Après le Guy Debord d’Anselm Jappe (Denoël, 2001), celui de Vincent Kaufmann (Fayard, 2001), voici celui de Jean-Marie Apostolidès, avec cette phrase de Guy Debord lui-même présentée sur le bandeau : « Les naufrageurs n’écrivent leur nom que sur l’eau »…

Écrire, marcher sur l’eau : c’est précisément ce qu’il y a de nouveau dans cette biographie. Le côté quasi religieux du personnage, que l’on voit ici avoir eu un vif intérêt pour le pamphlétaire catholique Léon Bloy… C’est même tout le discours situationniste qui développe cette tendance. « Le postulant doit adhérer aux dogmes d’une façon absolue », dit ici Jean-Marie Apostolidès. Le biographe insiste : « Ceux-ci donnent en toute lucidité aux thèses situationnistes la forme de dogmes dont il serait dangereux de s’écarter. »

« L’avenir sera peut-être de situations, il ne sera sûrement pas situationniste »

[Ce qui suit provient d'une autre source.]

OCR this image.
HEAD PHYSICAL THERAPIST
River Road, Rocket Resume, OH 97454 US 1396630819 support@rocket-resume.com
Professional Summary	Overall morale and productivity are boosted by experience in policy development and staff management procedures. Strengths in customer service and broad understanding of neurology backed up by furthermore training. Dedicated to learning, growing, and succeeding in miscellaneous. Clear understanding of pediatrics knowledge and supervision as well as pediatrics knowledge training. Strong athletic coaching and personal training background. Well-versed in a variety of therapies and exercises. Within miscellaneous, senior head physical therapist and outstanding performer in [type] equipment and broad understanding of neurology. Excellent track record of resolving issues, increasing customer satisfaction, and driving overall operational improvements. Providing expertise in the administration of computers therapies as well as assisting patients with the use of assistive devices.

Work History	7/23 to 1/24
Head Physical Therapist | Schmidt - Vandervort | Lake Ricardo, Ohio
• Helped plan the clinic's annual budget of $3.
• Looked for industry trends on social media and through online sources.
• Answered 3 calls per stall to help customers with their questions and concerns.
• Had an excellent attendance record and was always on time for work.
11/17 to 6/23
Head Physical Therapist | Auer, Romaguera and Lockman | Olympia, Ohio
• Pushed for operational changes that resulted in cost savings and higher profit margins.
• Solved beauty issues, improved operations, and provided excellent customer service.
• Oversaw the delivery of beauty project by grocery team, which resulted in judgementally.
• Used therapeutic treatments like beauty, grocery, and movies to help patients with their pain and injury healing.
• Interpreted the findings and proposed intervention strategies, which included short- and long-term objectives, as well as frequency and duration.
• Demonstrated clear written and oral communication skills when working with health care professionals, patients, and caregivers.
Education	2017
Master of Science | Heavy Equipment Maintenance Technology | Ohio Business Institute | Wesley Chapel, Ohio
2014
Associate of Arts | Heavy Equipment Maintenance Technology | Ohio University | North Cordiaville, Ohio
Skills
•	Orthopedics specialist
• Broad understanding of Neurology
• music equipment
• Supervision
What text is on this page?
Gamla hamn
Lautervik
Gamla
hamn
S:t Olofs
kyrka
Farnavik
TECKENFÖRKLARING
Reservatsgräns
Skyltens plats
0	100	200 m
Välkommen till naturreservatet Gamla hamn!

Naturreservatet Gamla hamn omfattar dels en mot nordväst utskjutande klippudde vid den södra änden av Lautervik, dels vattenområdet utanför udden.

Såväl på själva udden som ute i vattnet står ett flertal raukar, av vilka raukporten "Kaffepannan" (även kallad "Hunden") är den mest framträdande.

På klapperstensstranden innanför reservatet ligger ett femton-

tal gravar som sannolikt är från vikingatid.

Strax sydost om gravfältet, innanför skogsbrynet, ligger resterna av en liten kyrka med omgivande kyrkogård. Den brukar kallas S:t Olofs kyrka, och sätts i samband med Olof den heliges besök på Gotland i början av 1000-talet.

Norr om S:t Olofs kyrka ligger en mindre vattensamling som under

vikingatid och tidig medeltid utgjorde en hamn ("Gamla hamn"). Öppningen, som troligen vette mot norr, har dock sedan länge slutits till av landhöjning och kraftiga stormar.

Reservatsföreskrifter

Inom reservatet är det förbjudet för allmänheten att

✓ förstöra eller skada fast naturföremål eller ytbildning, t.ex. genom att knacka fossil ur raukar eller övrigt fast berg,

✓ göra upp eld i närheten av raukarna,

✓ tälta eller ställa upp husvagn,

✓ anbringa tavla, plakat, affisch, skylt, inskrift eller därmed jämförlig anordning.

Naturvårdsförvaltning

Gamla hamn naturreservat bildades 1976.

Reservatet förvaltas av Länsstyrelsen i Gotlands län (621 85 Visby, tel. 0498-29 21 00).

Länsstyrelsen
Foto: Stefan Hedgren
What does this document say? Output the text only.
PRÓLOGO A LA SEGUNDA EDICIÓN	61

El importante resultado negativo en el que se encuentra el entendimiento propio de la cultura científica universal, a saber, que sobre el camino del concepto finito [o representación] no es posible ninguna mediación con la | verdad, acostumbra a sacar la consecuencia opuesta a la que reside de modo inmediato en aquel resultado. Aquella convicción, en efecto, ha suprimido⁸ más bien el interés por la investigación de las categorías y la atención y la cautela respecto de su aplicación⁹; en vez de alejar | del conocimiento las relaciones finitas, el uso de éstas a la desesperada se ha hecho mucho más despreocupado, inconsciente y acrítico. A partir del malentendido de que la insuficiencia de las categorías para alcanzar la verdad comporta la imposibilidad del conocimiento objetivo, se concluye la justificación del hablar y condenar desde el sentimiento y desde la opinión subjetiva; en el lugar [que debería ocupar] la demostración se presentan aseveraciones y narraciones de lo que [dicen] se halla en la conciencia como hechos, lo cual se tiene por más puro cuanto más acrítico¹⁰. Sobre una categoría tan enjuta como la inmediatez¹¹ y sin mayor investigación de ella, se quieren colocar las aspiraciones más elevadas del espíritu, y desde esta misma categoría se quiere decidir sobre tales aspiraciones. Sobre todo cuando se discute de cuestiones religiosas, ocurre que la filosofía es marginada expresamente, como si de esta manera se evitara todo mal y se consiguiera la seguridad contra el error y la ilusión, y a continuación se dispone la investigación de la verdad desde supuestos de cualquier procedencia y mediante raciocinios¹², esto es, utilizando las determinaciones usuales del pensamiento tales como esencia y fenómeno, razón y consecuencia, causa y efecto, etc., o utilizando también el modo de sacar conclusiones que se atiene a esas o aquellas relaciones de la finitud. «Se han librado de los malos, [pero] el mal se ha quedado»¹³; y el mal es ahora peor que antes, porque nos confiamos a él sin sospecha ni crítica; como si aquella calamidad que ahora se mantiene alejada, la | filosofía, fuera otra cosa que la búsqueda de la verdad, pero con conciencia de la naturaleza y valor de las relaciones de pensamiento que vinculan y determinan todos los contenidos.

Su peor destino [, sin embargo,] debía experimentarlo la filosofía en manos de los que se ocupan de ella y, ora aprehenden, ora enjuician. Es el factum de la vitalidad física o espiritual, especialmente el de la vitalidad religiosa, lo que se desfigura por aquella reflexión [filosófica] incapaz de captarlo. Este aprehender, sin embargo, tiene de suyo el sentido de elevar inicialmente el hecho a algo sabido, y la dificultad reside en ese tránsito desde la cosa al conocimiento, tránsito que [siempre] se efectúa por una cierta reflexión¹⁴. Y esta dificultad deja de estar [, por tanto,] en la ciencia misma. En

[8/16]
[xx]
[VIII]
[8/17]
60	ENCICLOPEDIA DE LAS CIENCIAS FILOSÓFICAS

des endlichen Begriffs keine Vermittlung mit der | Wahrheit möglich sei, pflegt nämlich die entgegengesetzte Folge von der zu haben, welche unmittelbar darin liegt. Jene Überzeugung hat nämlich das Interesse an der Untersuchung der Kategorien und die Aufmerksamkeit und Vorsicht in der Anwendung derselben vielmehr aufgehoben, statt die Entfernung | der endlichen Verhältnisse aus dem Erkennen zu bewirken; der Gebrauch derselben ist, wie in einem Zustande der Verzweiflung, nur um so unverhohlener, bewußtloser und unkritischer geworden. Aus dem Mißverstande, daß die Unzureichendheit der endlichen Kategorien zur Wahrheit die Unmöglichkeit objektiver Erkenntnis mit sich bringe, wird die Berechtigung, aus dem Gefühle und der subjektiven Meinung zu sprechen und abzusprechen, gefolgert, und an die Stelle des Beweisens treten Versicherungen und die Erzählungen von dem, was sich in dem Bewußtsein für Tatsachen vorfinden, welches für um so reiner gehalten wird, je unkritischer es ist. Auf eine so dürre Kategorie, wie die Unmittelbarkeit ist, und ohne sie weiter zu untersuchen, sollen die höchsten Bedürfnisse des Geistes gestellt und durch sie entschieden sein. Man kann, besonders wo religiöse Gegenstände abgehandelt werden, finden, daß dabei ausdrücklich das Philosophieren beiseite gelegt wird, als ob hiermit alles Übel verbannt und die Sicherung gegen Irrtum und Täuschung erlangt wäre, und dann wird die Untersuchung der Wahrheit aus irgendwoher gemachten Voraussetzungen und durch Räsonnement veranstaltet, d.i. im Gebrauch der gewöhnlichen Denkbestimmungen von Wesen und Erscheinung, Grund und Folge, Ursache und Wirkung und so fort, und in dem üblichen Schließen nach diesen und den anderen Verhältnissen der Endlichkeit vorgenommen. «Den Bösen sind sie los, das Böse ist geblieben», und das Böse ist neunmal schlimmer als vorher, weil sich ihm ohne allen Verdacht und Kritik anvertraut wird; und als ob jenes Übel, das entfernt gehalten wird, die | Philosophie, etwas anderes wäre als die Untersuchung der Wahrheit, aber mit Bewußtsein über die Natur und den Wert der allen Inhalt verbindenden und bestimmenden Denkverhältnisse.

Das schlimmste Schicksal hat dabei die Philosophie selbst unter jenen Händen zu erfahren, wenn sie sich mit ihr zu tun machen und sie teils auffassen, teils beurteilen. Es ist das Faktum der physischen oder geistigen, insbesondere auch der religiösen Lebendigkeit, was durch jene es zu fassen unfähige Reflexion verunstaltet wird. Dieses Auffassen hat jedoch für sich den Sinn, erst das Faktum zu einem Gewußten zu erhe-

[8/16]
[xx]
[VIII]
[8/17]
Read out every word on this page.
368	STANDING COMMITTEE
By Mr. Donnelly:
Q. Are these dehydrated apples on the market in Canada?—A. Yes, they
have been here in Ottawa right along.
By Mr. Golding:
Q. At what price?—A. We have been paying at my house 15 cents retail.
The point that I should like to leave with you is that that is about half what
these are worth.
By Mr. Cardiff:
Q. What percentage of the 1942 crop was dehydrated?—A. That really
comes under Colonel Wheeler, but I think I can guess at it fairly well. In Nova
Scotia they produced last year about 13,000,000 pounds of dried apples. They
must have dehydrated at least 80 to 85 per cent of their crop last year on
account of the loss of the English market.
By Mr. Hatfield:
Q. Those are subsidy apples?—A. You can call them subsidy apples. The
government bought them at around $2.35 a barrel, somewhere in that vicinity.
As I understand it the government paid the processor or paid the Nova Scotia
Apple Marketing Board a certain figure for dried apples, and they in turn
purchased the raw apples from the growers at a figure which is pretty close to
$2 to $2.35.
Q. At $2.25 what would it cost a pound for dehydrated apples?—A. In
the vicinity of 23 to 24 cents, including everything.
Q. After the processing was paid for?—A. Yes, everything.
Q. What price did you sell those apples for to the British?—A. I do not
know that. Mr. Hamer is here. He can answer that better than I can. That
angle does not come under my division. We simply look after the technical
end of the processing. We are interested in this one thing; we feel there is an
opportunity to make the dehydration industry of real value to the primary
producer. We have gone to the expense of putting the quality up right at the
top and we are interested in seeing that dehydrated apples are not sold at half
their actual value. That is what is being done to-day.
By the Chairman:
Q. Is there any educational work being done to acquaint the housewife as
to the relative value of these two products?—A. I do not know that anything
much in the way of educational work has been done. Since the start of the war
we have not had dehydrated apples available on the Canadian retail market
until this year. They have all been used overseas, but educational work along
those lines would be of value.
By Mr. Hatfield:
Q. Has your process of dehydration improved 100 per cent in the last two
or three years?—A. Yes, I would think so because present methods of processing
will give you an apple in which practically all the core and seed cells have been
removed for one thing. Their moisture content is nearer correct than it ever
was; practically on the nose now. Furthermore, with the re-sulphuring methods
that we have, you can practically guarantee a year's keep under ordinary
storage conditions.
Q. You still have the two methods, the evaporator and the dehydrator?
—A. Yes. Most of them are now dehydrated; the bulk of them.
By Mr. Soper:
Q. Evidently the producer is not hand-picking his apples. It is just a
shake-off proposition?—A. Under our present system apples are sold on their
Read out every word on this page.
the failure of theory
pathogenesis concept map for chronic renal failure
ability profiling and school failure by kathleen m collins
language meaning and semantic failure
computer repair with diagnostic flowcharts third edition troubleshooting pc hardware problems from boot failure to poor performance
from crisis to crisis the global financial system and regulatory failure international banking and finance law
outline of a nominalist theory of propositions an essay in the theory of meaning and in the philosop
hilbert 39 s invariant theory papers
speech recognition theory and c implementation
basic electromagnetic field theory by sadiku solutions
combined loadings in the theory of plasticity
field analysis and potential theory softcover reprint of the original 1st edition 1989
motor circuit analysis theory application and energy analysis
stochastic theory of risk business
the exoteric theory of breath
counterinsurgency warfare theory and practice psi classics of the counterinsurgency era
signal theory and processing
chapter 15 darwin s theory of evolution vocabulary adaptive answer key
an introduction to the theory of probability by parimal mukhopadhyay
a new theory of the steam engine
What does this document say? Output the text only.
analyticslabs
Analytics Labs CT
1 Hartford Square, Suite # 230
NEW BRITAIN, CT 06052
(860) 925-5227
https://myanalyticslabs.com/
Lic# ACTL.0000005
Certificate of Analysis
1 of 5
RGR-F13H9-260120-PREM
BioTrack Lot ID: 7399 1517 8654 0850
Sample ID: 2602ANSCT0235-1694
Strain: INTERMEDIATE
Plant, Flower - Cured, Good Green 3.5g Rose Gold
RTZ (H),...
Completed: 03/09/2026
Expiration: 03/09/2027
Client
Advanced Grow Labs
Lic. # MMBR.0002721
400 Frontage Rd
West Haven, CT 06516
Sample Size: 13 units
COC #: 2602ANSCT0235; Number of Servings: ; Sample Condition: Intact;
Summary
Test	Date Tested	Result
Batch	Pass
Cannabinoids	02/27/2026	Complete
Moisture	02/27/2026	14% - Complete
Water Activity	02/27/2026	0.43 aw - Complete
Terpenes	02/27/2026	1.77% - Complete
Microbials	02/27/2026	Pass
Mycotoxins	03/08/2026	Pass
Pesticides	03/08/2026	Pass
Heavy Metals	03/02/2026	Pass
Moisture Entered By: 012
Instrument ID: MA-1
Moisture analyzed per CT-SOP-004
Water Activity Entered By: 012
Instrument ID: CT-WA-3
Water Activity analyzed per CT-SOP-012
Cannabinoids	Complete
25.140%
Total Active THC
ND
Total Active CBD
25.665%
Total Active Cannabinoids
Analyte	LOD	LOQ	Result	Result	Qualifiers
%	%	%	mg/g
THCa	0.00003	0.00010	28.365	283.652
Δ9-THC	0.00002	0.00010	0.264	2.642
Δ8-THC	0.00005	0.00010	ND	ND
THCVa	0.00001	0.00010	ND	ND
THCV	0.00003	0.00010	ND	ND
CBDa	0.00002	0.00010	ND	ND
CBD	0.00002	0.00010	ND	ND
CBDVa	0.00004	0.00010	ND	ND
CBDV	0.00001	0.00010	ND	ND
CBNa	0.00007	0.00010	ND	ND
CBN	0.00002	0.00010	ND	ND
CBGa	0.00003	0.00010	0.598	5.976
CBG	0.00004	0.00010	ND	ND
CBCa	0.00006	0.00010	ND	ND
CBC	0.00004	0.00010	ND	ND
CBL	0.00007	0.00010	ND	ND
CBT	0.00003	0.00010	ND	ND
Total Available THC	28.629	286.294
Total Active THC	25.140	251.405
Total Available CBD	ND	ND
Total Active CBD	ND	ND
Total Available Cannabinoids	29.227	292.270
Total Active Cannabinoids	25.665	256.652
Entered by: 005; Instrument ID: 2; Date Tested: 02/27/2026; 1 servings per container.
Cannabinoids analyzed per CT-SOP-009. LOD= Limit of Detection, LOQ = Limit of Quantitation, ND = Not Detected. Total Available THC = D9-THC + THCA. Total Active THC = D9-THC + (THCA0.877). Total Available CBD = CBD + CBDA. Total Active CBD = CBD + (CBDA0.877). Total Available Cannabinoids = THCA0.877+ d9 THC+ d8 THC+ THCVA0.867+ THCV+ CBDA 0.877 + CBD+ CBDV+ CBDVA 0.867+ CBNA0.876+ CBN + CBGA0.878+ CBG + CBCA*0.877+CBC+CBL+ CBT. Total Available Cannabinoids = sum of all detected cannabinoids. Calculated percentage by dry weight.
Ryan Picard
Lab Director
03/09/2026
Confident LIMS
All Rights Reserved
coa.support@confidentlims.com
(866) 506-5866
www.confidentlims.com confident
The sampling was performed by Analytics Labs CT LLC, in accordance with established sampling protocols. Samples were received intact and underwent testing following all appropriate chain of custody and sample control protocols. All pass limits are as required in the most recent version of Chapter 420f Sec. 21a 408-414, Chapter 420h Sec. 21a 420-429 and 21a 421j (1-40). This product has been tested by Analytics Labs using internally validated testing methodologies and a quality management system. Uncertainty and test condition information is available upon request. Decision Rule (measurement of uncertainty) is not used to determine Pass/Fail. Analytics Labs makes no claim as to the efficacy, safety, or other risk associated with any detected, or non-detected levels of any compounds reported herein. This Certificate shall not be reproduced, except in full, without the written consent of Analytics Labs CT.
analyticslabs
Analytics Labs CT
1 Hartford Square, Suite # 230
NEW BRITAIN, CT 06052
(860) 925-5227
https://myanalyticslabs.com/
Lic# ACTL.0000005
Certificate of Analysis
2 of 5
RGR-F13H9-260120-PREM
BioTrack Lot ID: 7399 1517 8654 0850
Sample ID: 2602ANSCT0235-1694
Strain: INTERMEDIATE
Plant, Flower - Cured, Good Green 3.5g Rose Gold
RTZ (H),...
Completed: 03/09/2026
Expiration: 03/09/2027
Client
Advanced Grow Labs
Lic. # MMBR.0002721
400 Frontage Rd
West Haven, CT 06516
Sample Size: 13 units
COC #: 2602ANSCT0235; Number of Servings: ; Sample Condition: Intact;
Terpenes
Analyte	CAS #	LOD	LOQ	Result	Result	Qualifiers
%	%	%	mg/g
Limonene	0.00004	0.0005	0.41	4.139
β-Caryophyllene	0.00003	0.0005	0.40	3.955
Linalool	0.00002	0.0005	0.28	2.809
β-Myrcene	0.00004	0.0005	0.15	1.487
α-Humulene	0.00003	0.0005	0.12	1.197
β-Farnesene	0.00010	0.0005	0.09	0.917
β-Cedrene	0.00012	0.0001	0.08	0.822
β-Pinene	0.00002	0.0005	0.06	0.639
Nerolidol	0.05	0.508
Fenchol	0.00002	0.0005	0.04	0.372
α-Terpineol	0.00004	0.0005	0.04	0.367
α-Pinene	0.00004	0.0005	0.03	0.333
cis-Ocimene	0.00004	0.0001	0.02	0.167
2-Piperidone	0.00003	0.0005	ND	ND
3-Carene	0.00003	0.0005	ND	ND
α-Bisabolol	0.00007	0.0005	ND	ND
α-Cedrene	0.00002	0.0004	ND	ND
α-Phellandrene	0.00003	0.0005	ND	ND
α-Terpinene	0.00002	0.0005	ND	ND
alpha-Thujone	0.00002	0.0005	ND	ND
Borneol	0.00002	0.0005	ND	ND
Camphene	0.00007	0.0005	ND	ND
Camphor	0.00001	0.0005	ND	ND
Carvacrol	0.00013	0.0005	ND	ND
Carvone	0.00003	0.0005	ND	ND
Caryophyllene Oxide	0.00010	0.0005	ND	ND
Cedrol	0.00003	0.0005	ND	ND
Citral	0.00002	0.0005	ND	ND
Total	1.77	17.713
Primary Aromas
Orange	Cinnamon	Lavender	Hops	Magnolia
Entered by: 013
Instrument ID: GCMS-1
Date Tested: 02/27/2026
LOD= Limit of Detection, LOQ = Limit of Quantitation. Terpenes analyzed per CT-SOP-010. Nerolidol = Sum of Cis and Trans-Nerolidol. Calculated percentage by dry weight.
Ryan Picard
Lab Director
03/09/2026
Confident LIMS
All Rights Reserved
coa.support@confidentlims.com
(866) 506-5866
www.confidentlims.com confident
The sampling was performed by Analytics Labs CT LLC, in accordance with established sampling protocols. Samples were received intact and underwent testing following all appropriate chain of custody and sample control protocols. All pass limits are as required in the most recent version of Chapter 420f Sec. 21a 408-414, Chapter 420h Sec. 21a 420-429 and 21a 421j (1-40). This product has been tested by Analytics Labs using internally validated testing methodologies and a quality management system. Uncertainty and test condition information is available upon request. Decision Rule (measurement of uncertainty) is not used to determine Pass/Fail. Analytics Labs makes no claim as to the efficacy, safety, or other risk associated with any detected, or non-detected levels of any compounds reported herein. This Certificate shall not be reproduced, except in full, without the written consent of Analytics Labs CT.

La Société du spectacle paraît en 1967 et ne sera sans doute pas pour rien dans le déclenchement des événements du printemps suivant, comme Guy Debord le laisse entendre dans Panégyrique. C’est le livre où on lit la célèbre phrase : « Tout ce qui est directement vécu s’est éloigné dans une représentation » ; et on y lit aussi que « le spectacle est l’héritier de toute la faiblesse du projet philosophique occidental qui fut une compréhension de l’activité, dominée par les catégories du voir (…). Il ne réalise pas la philosophie, il philosophe la réalité. C’est la vie concrète de tous qui s’est dégradée en univers spéculatif »…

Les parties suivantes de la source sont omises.